Di(2-ethylhexyl) phthalate (DEHP) is a member of the phthalate ester chemical class that occurs commonly in the environment and to which humans are widely exposed. Lifetime exposure to DEHP is likely to occur, including during the in utero and early postnatal windows of development. To date, no carcinogenicity assessments of DEHP have used a lifetime exposure paradigm that includes the perinatal period (gestation and lactation). The National Toxicology Program (NTP) tested the hypothesis that exposure during the perinatal period would alter the DEHP carcinogenic response quantitatively (more neoplasms) or qualitatively (different neoplasm types).
Two chronic carcinogenicity assessments of DEHP were conducted in which Sprague Dawley (Hsd:Sprague Dawley SD) rats were exposed to dosed feed containing 0, 300, 1,000, 3,000, or 10,000 ppm DEHP for 2 years using different exposure paradigms. In Study 1, groups of 45 F0 time-mated females were provided dosed feed beginning on gestation day (GD) 6 through lactation. On postnatal day (PND) 21, groups of 50 F1 rats per sex continued on the study and were provided dosed feed containing the same DEHP concentration as their respective dam for 2 years. In Study 2, groups of 50 rats per sex, aged 6 to 7 weeks at study start, were provided dosed feed containing DEHP for 2 years.
Perinatal and postweaning study in rats (study 1)
During the perinatal period, lower maternal mean body weight, maternal mean body weight gain, and feed consumption were observed in F0 dams exposed to 10,000 ppm DEHP relative to control animals. Also in that exposure group, litter size and pup weights on PND 1 were significantly decreased compared to the control group. Male and female pup mean body weight gains were significantly decreased in the 10,000 ppm group during lactation and resulted in significantly decreased pup body weights at weaning when compared to the control group. Pup survival was not affected following gestational and lactational DEHP exposure.
Following perinatal and 2 years of postweaning DEHP exposure, survival of exposed male and female rats to study termination was similar to that of control groups; however, there were decreases in mean body weight in the 10,000 ppm group compared to the control group.
Significant increases in the incidences of hepatocellular adenoma, hepatocellular adenoma or carcinoma (combined), pancreatic acinar adenoma, and pancreatic acinar adenoma or carcinoma (combined) were observed in the 3,000 and 10,000 ppm male rats relative to the control group. Higher incidences of hepatocellular carcinomas (10,000 ppm males) and pancreatic acinar carcinomas (3,000 ppm males) were also observed. In female rats, significant increases in the incidences of liver neoplasms occurred in the 3,000 ppm (hepatocellular adenoma and hepatocellular adenoma or carcinoma [combined]) and 10,000 ppm (hepatocellular carcinoma and hepatocellular adenoma or carcinoma [combined]) groups. Occurrences of pancreatic acinar adenomas were observed in the 3,000 and 10,000 ppm female groups, and a trend of higher incidence of uterine adenocarcinomas with increasing exposure was observed given the incidence in the 10,000 ppm group. Nonneoplastic lesions were observed in the liver (male and female), pancreas (female), testis, epididymis, kidney (male and female), heart (male only), bone marrow (male only), and pituitary gland (male only).

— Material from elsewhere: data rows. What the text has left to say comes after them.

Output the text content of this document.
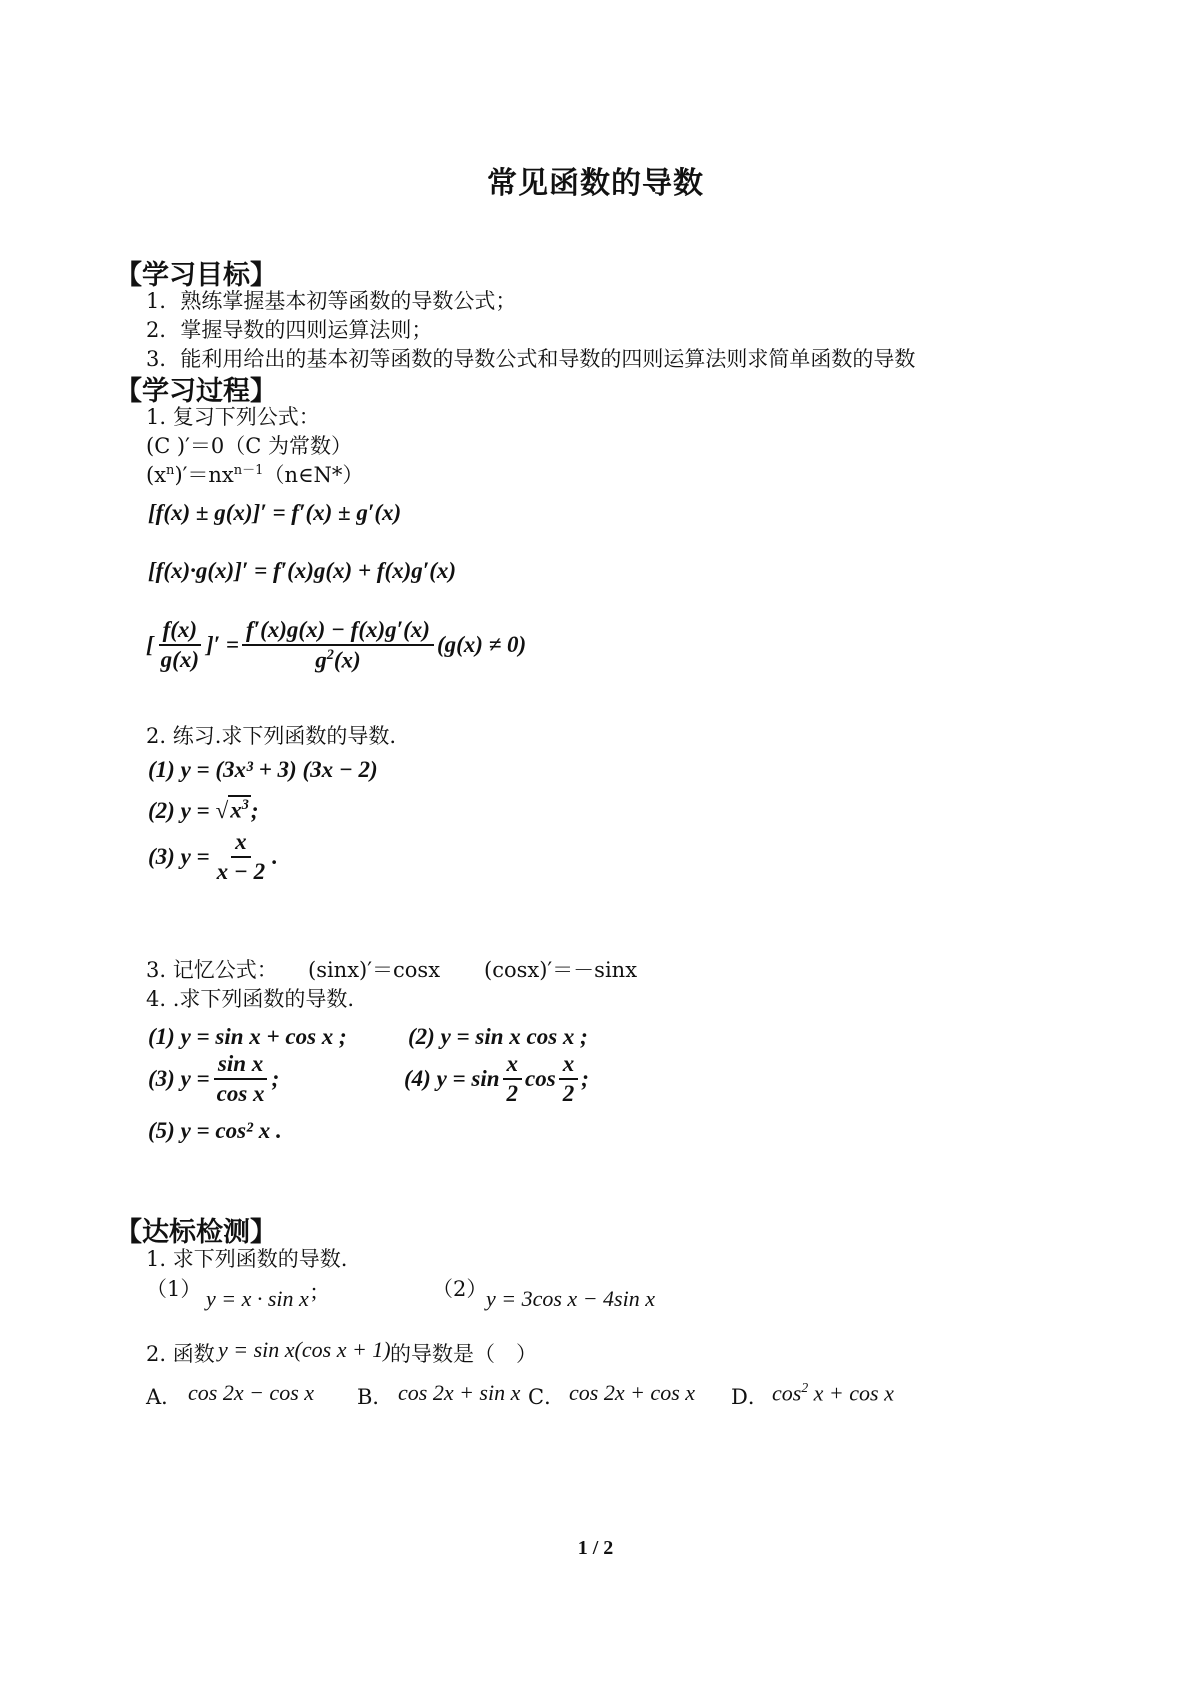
常见函数的导数
【学习目标】
1．熟练掌握基本初等函数的导数公式；
2．掌握导数的四则运算法则；
3．能利用给出的基本初等函数的导数公式和导数的四则运算法则求简单函数的导数
【学习过程】
1. 复习下列公式：
(C )′＝0（C 为常数）
$(x^n)'=nx^{n-1}(n\in N*)$
[f(x) ± g(x)]′ = f′(x) ± g′(x)
[f(x)·g(x)]′ = f′(x)g(x) + f(x)g′(x)
[ $\frac{f(x)}{g(x)}$ ]′ = $\frac{f'(x)g(x) - f(x)g'(x)}{g^2(x)} (g(x) \ne 0)$
2. 练习.求下列函数的导数.
(1) y = (3x³ + 3) (3x − 2)
(2) y = √ $x^3$ ;
(3) $y = \frac{x}{x - 2}$ .
3. 记忆公式： (sinx)′＝cosx (cosx)′＝－sinx
4. .求下列函数的导数.
(1) y = sin x + cos x ;	(2) y = sin x cos x ;
(3) $y = \frac{\text{sin x}}{\text{cos x}}$ ;	(4) $y = \sin \frac{x}{2}$ $\cos \frac{x}{2}$ ;
(5) y = cos² x .
【达标检测】
1. 求下列函数的导数.
（1） y = x · sin x ;	（2）
y = 3cos x − 4sin x
2. 函数 y = sin x(cos x + 1) 的导数是（　）
A． cos 2x − cos x B． cos 2x + sin x C． cos 2x + cos x D． $\cos^2 x + \cos x$
1 / 2
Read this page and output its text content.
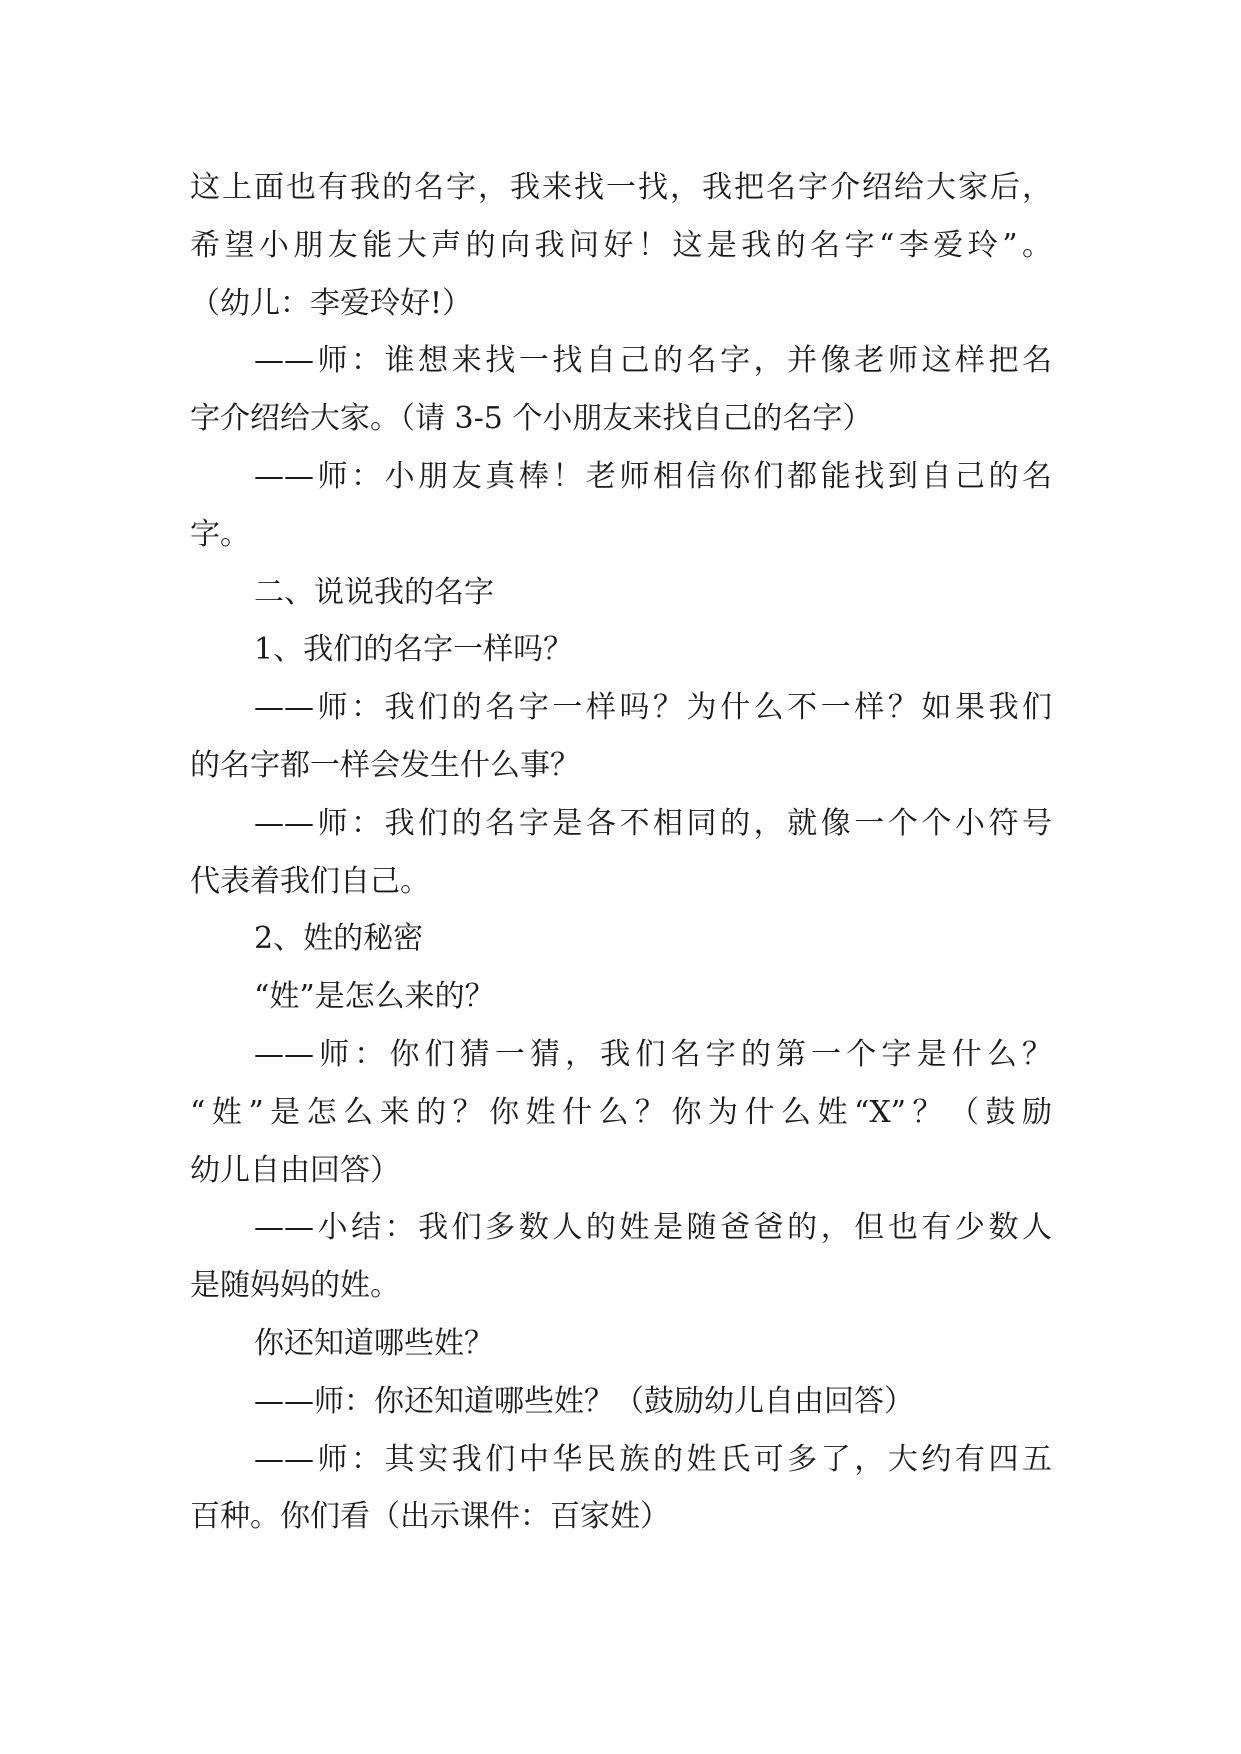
这上面也有我的名字，我来找一找，我把名字介绍给大家后，
希望小朋友能大声的向我问好！这是我的名字“李爱玲”。
（幼儿：李爱玲好!）
——师：谁想来找一找自己的名字，并像老师这样把名
字介绍给大家。（请 3-5 个小朋友来找自己的名字）
——师：小朋友真棒！老师相信你们都能找到自己的名
字。
二、说说我的名字
1、我们的名字一样吗？
——师：我们的名字一样吗？为什么不一样？如果我们
的名字都一样会发生什么事？
——师：我们的名字是各不相同的，就像一个个小符号
代表着我们自己。
2、姓的秘密
“姓”是怎么来的？
——师：你们猜一猜，我们名字的第一个字是什么？
“姓”是怎么来的？你姓什么？你为什么姓“X”？（鼓励
幼儿自由回答）
——小结：我们多数人的姓是随爸爸的，但也有少数人
是随妈妈的姓。
你还知道哪些姓？
——师：你还知道哪些姓？（鼓励幼儿自由回答）
——师：其实我们中华民族的姓氏可多了，大约有四五
百种。你们看（出示课件：百家姓）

Postweaning-only study in rats (study 2)
Following 2 years of postweaning DEHP exposure, survival of male and female rats was commensurate with or greater than that of control animals, and lower body weights were observed in the 10,000 ppm group. Notably, the magnitude of decreased weight was smaller in the control animals in Study 2 than in the control animals in Study 1. Significant increases in the incidences of hepatocellular adenoma, carcinoma, and adenoma or carcinoma (combined) were observed in male and female rats exposed to 10,000 ppm DEHP relative to the respective control group. In male rats, significantly increased incidences of pancreatic acinar neoplasms were observed in the 3,000 (adenoma) and 10,000 ppm (adenoma and carcinomas) groups. A trend of increasing incidence of testicular interstitial cell adenoma with increasing exposure was observed in male rats given the incidence observed in the 10,000 ppm DEHP group. In female rats, significantly increased incidences of uterine adenocarcinoma and uterine adenoma, adenocarcinoma, squamous cell carcinoma, or squamous cell papilloma (combined) were observed in the 10,000 ppm group compared to the control group. Occurrences of uterine squamous cell papilloma (including multiple) were observed in the 10,000 ppm group. Nonneoplastic lesions were observed in the liver (male and female), pancreas (male and female), testis, epididymis, uterus, heart (male only), bone marrow (male), and pituitary gland (male only).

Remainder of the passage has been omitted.